Using tensor operations in forward function

uhotspot4 · June 6, 2018, 5:39pm

I have 2 dense linear net (model1 and model2) with 30 neurons as the output for each. With the following forward function the loss does not reduce but when I change it to single net with single output neuron and hardtanh activation then the loss starts decreasing. Is there anything wrong with my forward function?

def forward(self, x1, x2):
    tens1 = self.model1(x1)
    tens2 = self.model2(x2)
    distance = torch.sqrt(torch.sum(( tens1 - tens2) ** 2, 1))
    return nn.Hardtanh(0.001, 1)(distance)

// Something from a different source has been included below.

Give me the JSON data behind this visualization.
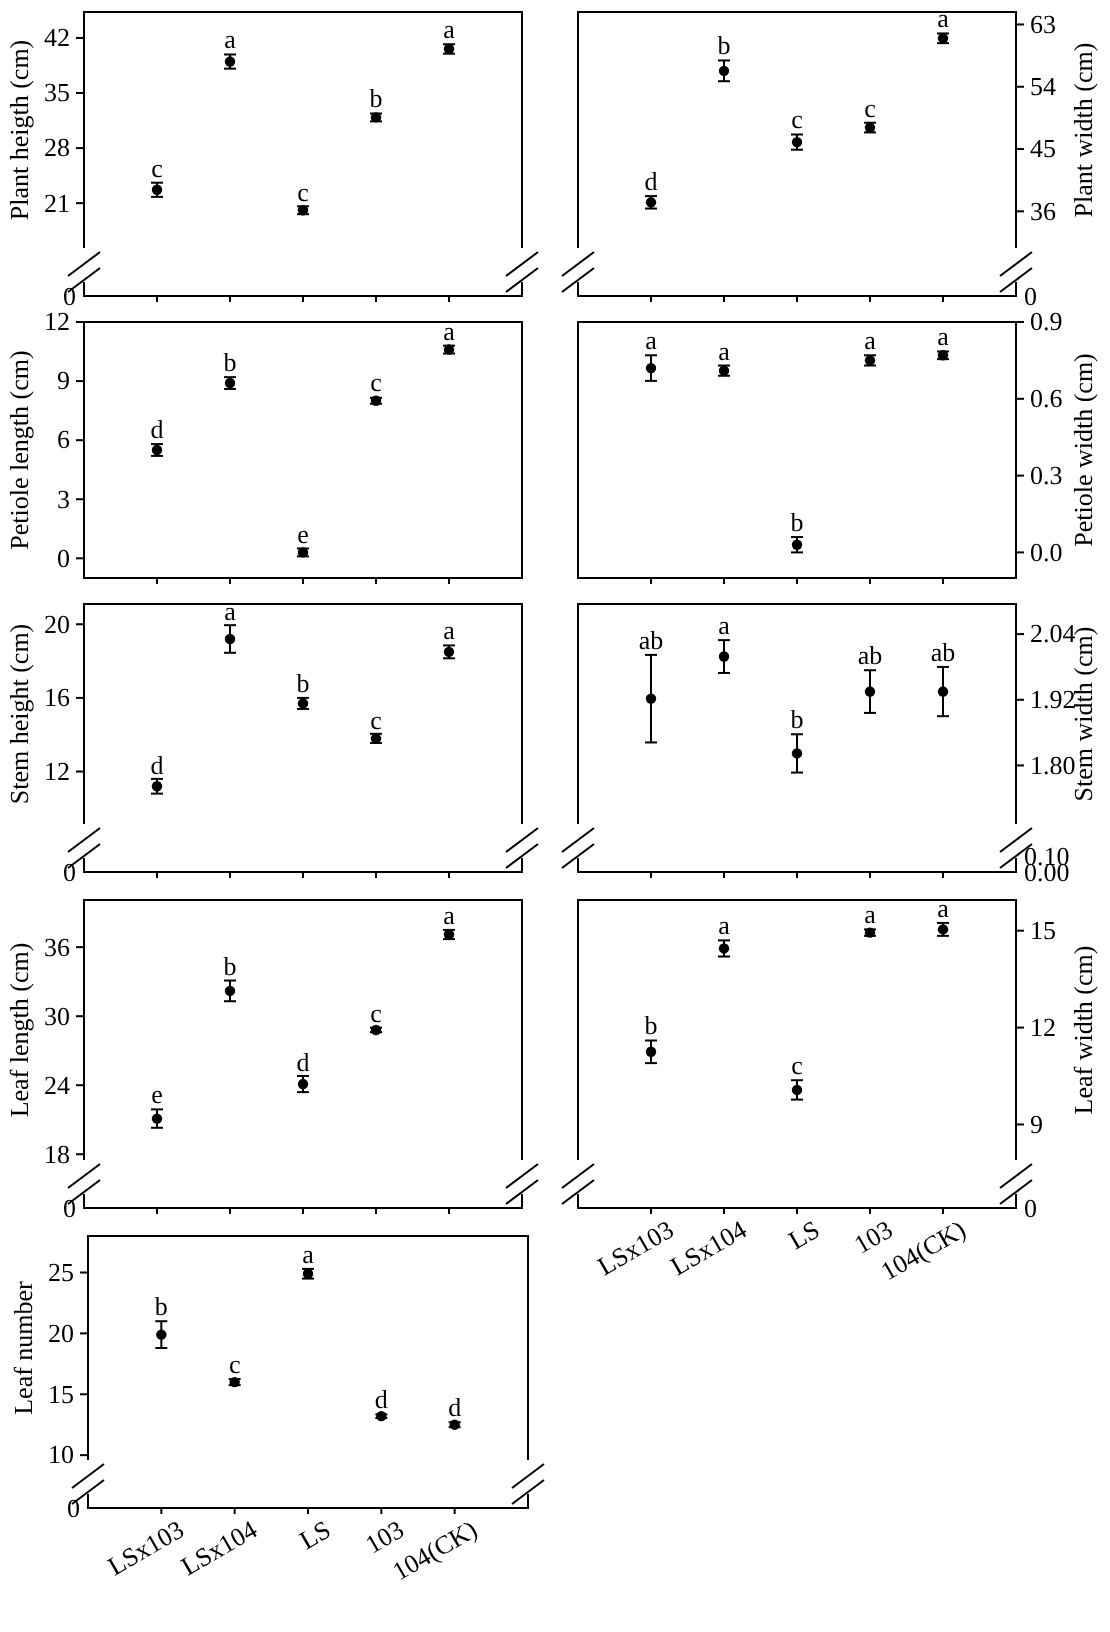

Does the way I have defined my forward function make any issue with the gradient back propagation ?
Thanks

P.S. I could narrow my problem down to the fact that it as something to do with the numerical calculations because I get the same issue with

distance = torch.sqrt(torch.sum(tens1 ** 2, 1))
return nn.Hardtanh(0.001, 1)(distance)

or distance = torch.sqrt(torch.sum(torch.abs(tens1), 1))

With the power operation I could get it to work with modifying learning rate, but with abs function no matter what rate I choose it doesn’t decrease!
Can anyone tell me what I am doing wrong please?

I think I figured it out myself. It is all about the range of values and learning rate. Playing with those parameters and ranges will fix the issue.

albanD · June 7, 2018, 12:26pm

Also be careful when using sqrt for numbers that can be 0: sqrt will return nan gradients at 0. You might want to add an epsilon to avoid such issue if your model ever converge to a place where the distance is 0.